In 2001, Martin, under Duncan's tutelage, took several steps to counteract its sagging sales, including some belt tightening measures. Among other things, it moved its NuWay Trailer Division to its plant in Canada and discontinued assembling both utility trailers and log sets at its facility in Sheffield. The company was also planning some new strategic initiatives, including the option of divesting its Broilmaster Premium Gas Grill line in order to focus more sharply on its Hearth and Heating divisions. It was hoped that such measures would soon return the company to profitability.

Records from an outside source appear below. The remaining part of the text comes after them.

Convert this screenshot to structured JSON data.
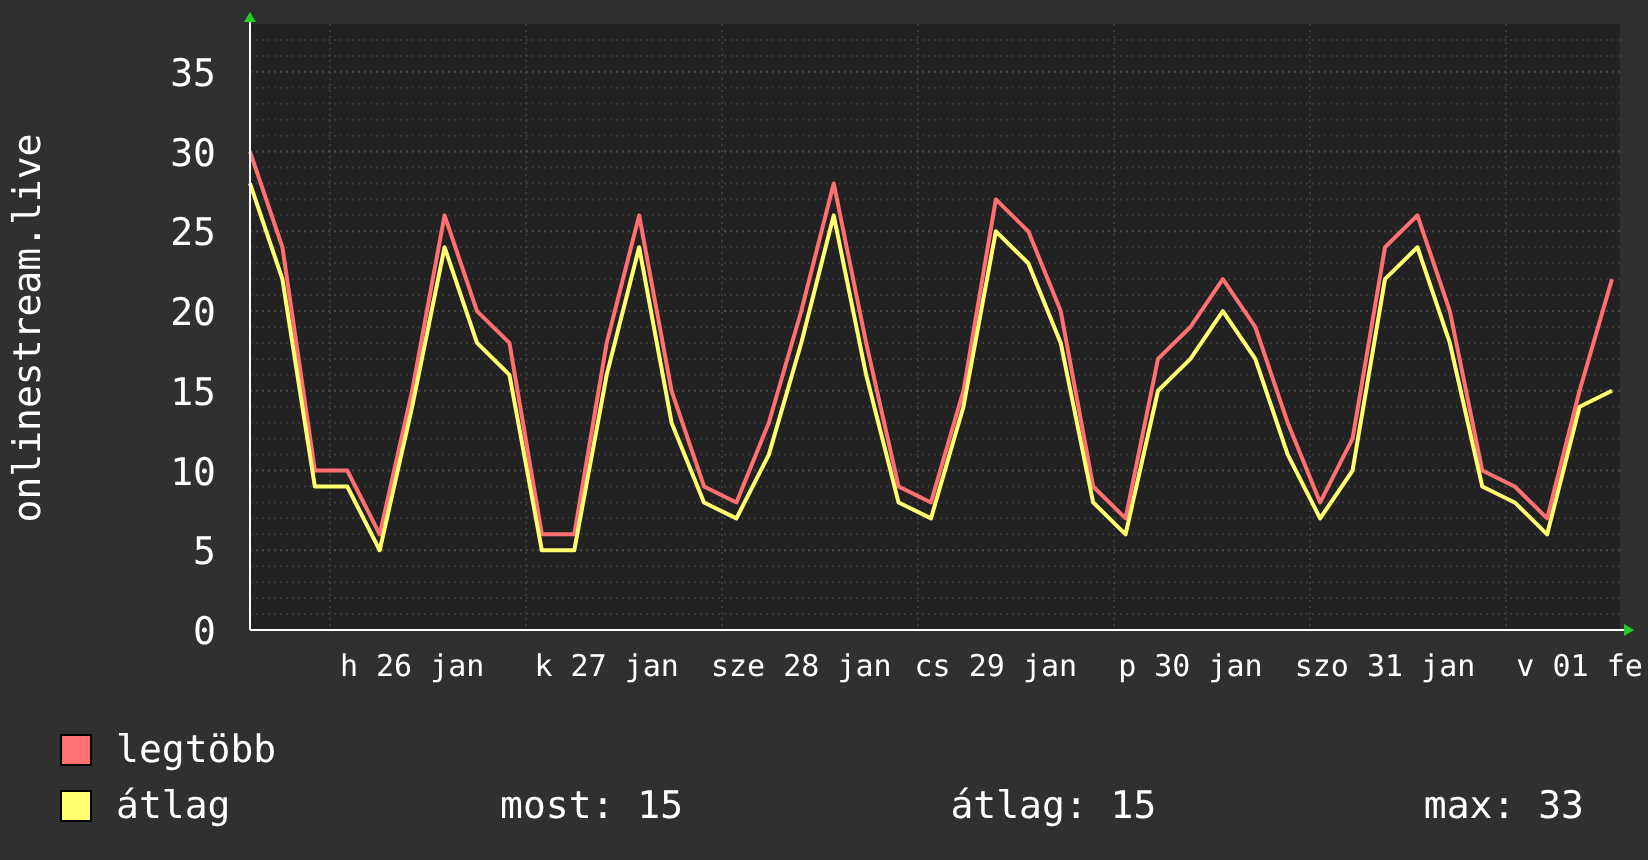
{
  "chart_data": {
    "type": "line",
    "ylabel": "onlinestream.live",
    "grid": true,
    "categories": [
      null,
      null,
      null,
      null,
      null,
      "h 26 jan",
      null,
      null,
      null,
      null,
      null,
      "k 27 jan",
      null,
      null,
      null,
      null,
      null,
      "sze 28 jan",
      null,
      null,
      null,
      null,
      null,
      "cs 29 jan",
      null,
      null,
      null,
      null,
      null,
      "p 30 jan",
      null,
      null,
      null,
      null,
      null,
      "szo 31 jan",
      null,
      null,
      null,
      null,
      null,
      "v 01 fe",
      null
    ],
    "ylim": [
      0,
      38
    ],
    "yticks": [
      0,
      5,
      10,
      15,
      20,
      25,
      30,
      35
    ],
    "series": [
      {
        "name": "legtöbb",
        "color": "#ff7070",
        "values": [
          30,
          24,
          10,
          10,
          6,
          15,
          26,
          20,
          18,
          6,
          6,
          18,
          26,
          15,
          9,
          8,
          13,
          20,
          28,
          18,
          9,
          8,
          15,
          27,
          25,
          20,
          9,
          7,
          17,
          19,
          22,
          19,
          13,
          8,
          12,
          24,
          26,
          20,
          10,
          9,
          7,
          15,
          22
        ]
      },
      {
        "name": "átlag",
        "color": "#ffff70",
        "values": [
          28,
          22,
          9,
          9,
          5,
          14,
          24,
          18,
          16,
          5,
          5,
          16,
          24,
          13,
          8,
          7,
          11,
          18,
          26,
          16,
          8,
          7,
          14,
          25,
          23,
          18,
          8,
          6,
          15,
          17,
          20,
          17,
          11,
          7,
          10,
          22,
          24,
          18,
          9,
          8,
          6,
          14,
          15
        ]
      }
    ]
  },
  "stats": [
    "most: 15",
    "átlag: 15",
    "max: 33"
  ]
}
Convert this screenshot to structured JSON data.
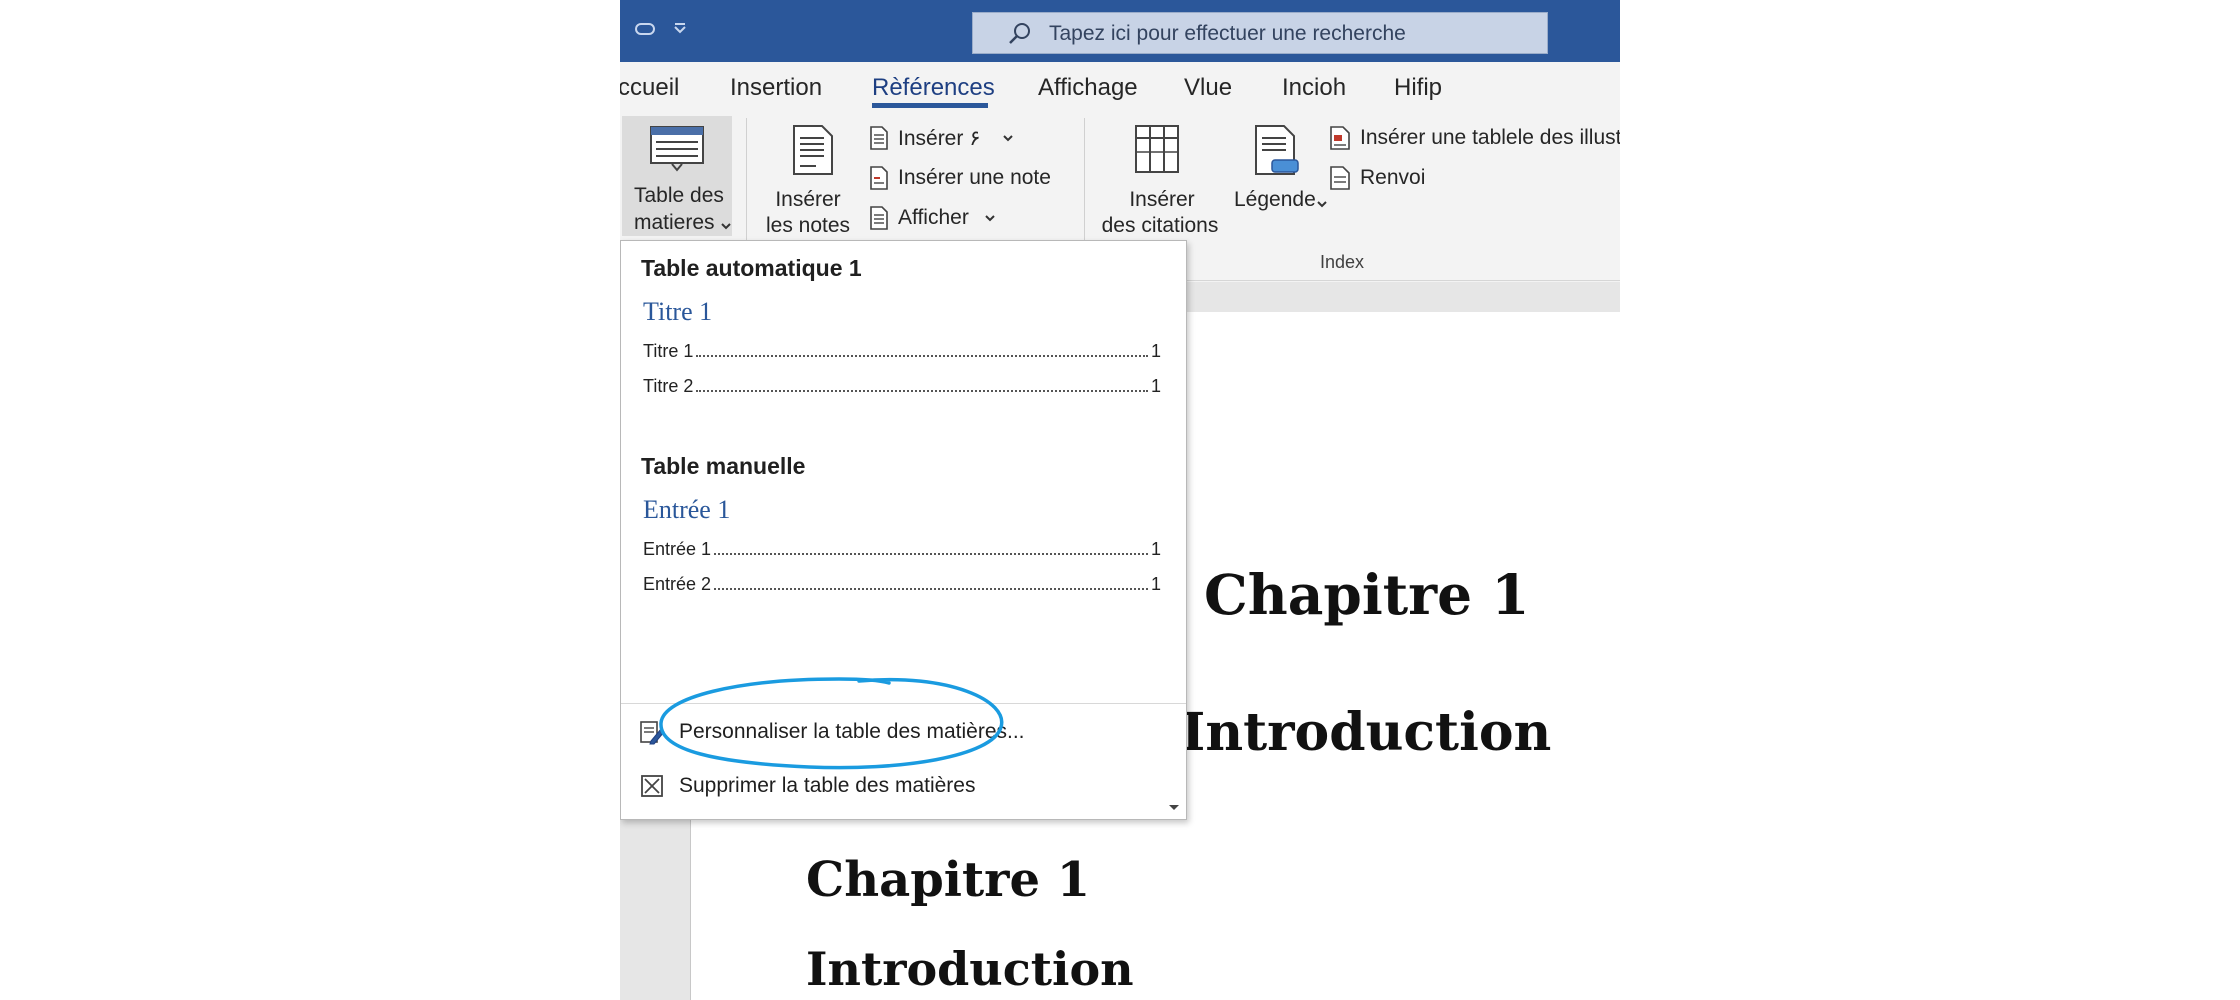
{
  "search": {
    "placeholder": "Tapez ici pour effectuer une recherche"
  },
  "tabs": [
    {
      "label": "ccueil"
    },
    {
      "label": "Insertion"
    },
    {
      "label": "Rèférences",
      "active": true
    },
    {
      "label": "Affichage"
    },
    {
      "label": "Vlue"
    },
    {
      "label": "Incioh"
    },
    {
      "label": "Hifip"
    }
  ],
  "ribbon": {
    "toc_button": {
      "line1": "Table des",
      "line2": "matieres"
    },
    "notes_button": {
      "line1": "Insérer",
      "line2": "les notes"
    },
    "notes_menu": {
      "insert_dropdown": "Insérer ۶",
      "insert_note": "Insérer une note",
      "show": "Afficher"
    },
    "citations_button": {
      "line1": "Insérer",
      "line2": "des citations"
    },
    "caption_button": {
      "label": "Légende"
    },
    "index_menu": {
      "insert_table": "Insérer une tablele des illustre",
      "cross_reference": "Renvoi"
    },
    "group_index": "Index"
  },
  "toc_dropdown": {
    "auto_table": {
      "heading": "Table automatique 1",
      "title": "Titre 1",
      "entries": [
        {
          "text": "Titre 1",
          "page": "1"
        },
        {
          "text": "Titre 2",
          "page": "1"
        }
      ]
    },
    "manual_table": {
      "heading": "Table manuelle",
      "title": "Entrée 1",
      "entries": [
        {
          "text": "Entrée 1",
          "page": "1"
        },
        {
          "text": "Entrée 2",
          "page": "1"
        }
      ]
    },
    "customize": "Personnaliser la table des matières...",
    "remove": "Supprimer la table des matières"
  },
  "document": {
    "headings": [
      {
        "text": "Chapitre 1"
      },
      {
        "text": "Introduction"
      },
      {
        "text": "Chapitre 1"
      },
      {
        "text": "Introduction"
      }
    ]
  },
  "colors": {
    "titlebar": "#2b579a",
    "accent_text": "#1e3f82",
    "highlight_ring": "#1a9be0"
  }
}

In Martin's favor is the fact that it manufactures goods for a solid market with fairly predictable demands. However, each of the industry segments in which the company operates is cyclical, and its sales are affected by general economic cycles, consumer confidence, inflation, and other factors outside its control, such as the demand for new housing and the availability of financing. Furthermore, home heating product sales are seasonal in nature and are directly affected by weather conditions, so the company will always face risks beyond those inevitably imposed by industrial competitors. Part of Martin's difficulties in 1998 and 1999 arose from the fact that sales of its heating equipment declined because those years had very mild winters, some of the warmest ever recorded by the National Oceanic and Atmosphere Administration. Still, Martin is not in a terribly volatile industry and does not face any looming threats from either new technologies or competitive industries. Its chances of getting back on a solid profitability track remained strong at the start of the new millennium, though just how long that might take was uncertain.
Principal Subsidiaries:Hunter Technology Inc.; NuWay Trailer.
Principal Competitors:Barbecues Galore Limited; CFM Majestic Inc.; HON Industries Inc.; Lennox International Inc.; Temtex Industries, Inc.; Weber-Stephen Products Co.